Composer synthesizes western and oriental music
Anjelika Akbar performs classical music with Turkish and Eastern strains. A talented musician and author, she also composes film scores and writes children's books.
By Metin Demirsar
Istanbul (Dunya) – When composer and pianist Anjelika Akbar, 43, goes on stage, accompanied by percussionist Mehmet Aktay, she performs an oriental version of Mozart's popular 'Turkish March' – the 'Eclectic Turkish March.'
Mehmet Akatay, one of Turkey's foremost specialists in the darbuka, a small goblet shaped hand drum used to play light, bouncy, fast beat rhythms, accompanies her.
At a concert in Istanbul on September 27, the two performed masterpieces of Johann Sebastian Bach, Turkish minstrel Asik Veysel, German British Baroque composer George Fredric Handel, Paraguayan guitarist Agustin Barrios Mangore, with a mix of Eastern and western strains.
They also performed the music and Argentine tango composer Astor Piazzolla, Japanese jazz composer Uhera Hiromi, Greek film scores composer Eleni Karaindrou and selections of the works of Mrs. Akbar.
Although she received a rigid classical music education in the former Soviet Union and Turkey, she enjoys mixing local rhythms with classical melodies of the master European composers of classical music so that more people can understand and enjoy music.
"I don't see music as limited by walls. My music is a wondering around as my heart pleases," Mrs. Akbar declared in an interview near her home. "If I have been able to affect even a single person, say a child, with my music, I am happy."
She has more than 400 compositions to her credit, including the original motion picture score for the new Turkish film 'Beni Unutma' (Don't Forget Me), a love story, laced with 19 of her compositions, including the playful and extraordinary 'Days of Happiness.'
The music from the film is introspective and light, resembling Michel Legrand's music from the 1960s French movie 'Umbrellas of Cherbourg.'
She was born in 1969 in Kazakhstan, the daughter of a musician mother and a philosopher father who also directed an orchestra, and was a citizen of the Soviet Union. Her parents were of mixed heredity with some Jewish ancestry.
Mrs. Akbar was a child prodigy. She could play the piano at the age 2.5 years and was four years old when she composed her first music.
Instructors at the Leningrad State Conservatory of Music were quick to spot her talent and admitted her to the Tashkent Uspensky Music School for gifted children, where she studied 11 years. She graduated from the Tashkent State Conservatory. During this period, the Russian Composers Association voted her the 'Best Young Composer.'
In 1990, before the breakup of the Soviet Union, she came to Turkey to write the music score of a film on world ecology that her husband had written. The film was never completed and their marriage soon broke up.

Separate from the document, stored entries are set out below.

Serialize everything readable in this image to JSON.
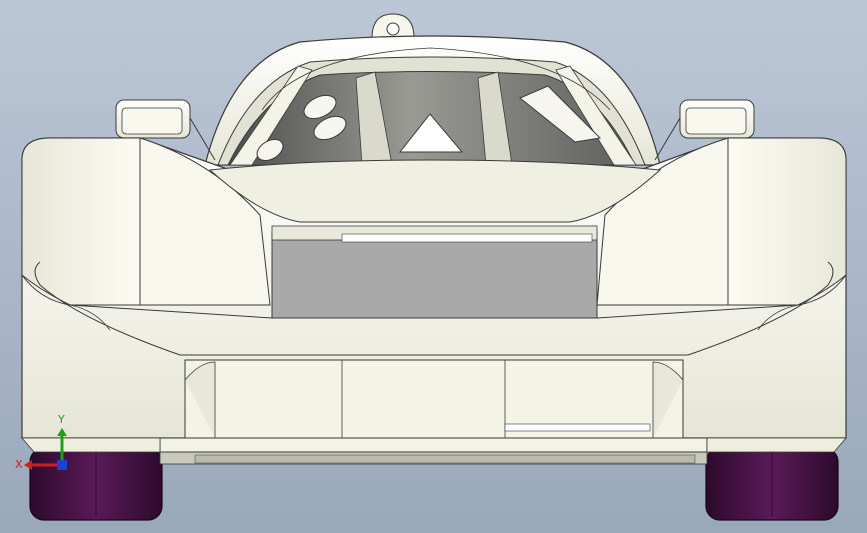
{
  "viewport": {
    "background_top": "#bcc7d6",
    "background_bottom": "#9aa8bc",
    "body_color": "#f1f1e4",
    "edge_color": "#3a3a3a",
    "cockpit_dark": "#6f6f6f",
    "grille_color": "#a9a9a9",
    "tire_color": "#4a1248"
  },
  "triad": {
    "x_label": "X",
    "y_label": "Y",
    "x_color": "#cc2020",
    "y_color": "#1ea01e",
    "z_color": "#2040d0"
  }
}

She was pregnant at the time. She decided to remain in Turkey and give birth to her first son, Yurek Akbar, who is now a photography student who takes many of the studio pictures for her albums. She also adopted Turkish citizenship. Mrs. Akbar completed her MA and Ph.D at Hacettepe University School of Music.
She also served as a founding faculty member at the Ankara University State Conservatory.
Mrs. Akbar published her first album 'Su' (Water) featuring her preludes in 1999. The same year she composed the songs of Can Dundar's documentary "Village Institutes."
She launched her 'Bach A L' Orientale' album in 2003 where she fused the works of Bach with oriental instruments.
Her latest albums 'Raindrops by Anjelika' and 'My Turkey' were released in 2009 and 2010 by Universal Music Taxim Edition and Rezonans Music, a company she owns. The later accompanied her autobiography by the same name, published by Isbank.
Her rendition of the Turkish national anthem, 'Istiklal Marsi' in 'My Turkey' is extraordinary.
Mrs. Akbar has performed in in Russia, France, Germany, the Baltic Countries, Central Asia, India, TRNC, Qatar and Turkey.
She has also written a children's tale about Basha, a flying dog.
Mrs Akbar is married to Batu Tarman, a Turkish civil engineer and contractor, and is the mother of 2 children.
The harmony in Istanbul of different cultures living together have influenced her music, she says.
"I was surprised at the multi-cultural life of Istanbul. You could see a nun, a mini-skirted girl and a woman in a black chador together, and they all accepted Turkish nationality," she said.
She has performed with some of the best artists in Turkey, including cellist Rahsan Alpay, as well as popular performers like the belly dancer Asena.
She is currently putting together instrumental works of some of the best Turkish spirituals, such as the works of Yunus Emre; and music about the Cemre, which are three mythical fireballs that come from the heavens to warm earth at the end of each winter. Each Cemre warms one aspect of the nature until summer finally comes.
"I learned about the Cemre in Turkey, though they generate from Central Asia. I was fascinated," she said.
She is also planning to compose the music score for a Turkish movie on autistic children.